In my last participatory project, Humanoid Troubles, which was based on the interaction between participants and our non-human alter egos, I tried to transform my practice into a space for exploring intercorporeality, entanglement, and togetherness, all the while nurturing compassion and mutual support within our sensory and technological limitations, in light of our shared precarious ecological future.
Throughout my practice I closely collaborate with Ishjan Twin, Elena Chemerska, Amir Karahasan and Natasha Nedelkova, among others. In 2014, in response to the cultural institutional capture and ecological pollution in the city of Skopje, I, along with 10 other individuals as part of the Kula Collective, initiated Underground is Easier to Breathe – an artist-run platform for ephemeral and experimental art practices.

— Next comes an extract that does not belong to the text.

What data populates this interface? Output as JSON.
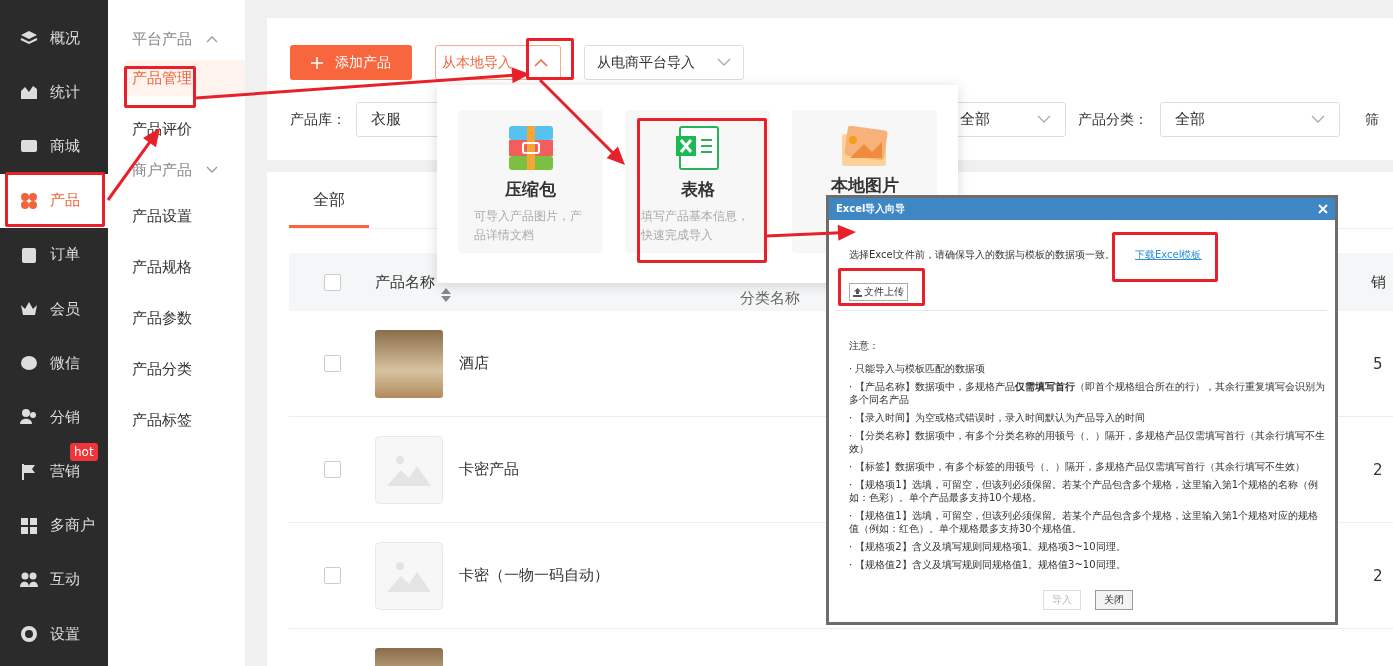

How do these times of economic, social and ecological crises affect your art practice?
Both my research and work are driven by the desire to create moments for collective reimagining of entrenched perspectives, fixed geographies, and vertical biases (a term borrowed from Melody June's book "Wild Blue Media"). In my practice, I often explore notions that challenge fixed gender norms, subjectivity, identity, relational dynamics with others, orientation, and representation. To achieve this, I invent process methodologies like "surfacing" and "sonic meditations" among others, that embrace the vulnerability of the body and look at its capacity to create alliances without homogenizing differences. When considering diverse positions, I tend to conceptualize them as speculative and fictional amalgams, such as alter egos, entities, sonic ghosts, surfaces, angles of perception, and voices.
Name about 10 words/associations/notions that first come to your mind when you think of engaged eco-social participatory practices?
Differences that matter, intercorporeality, agential, intra-activity, transmutation, affect economy, polymorphism, multitude.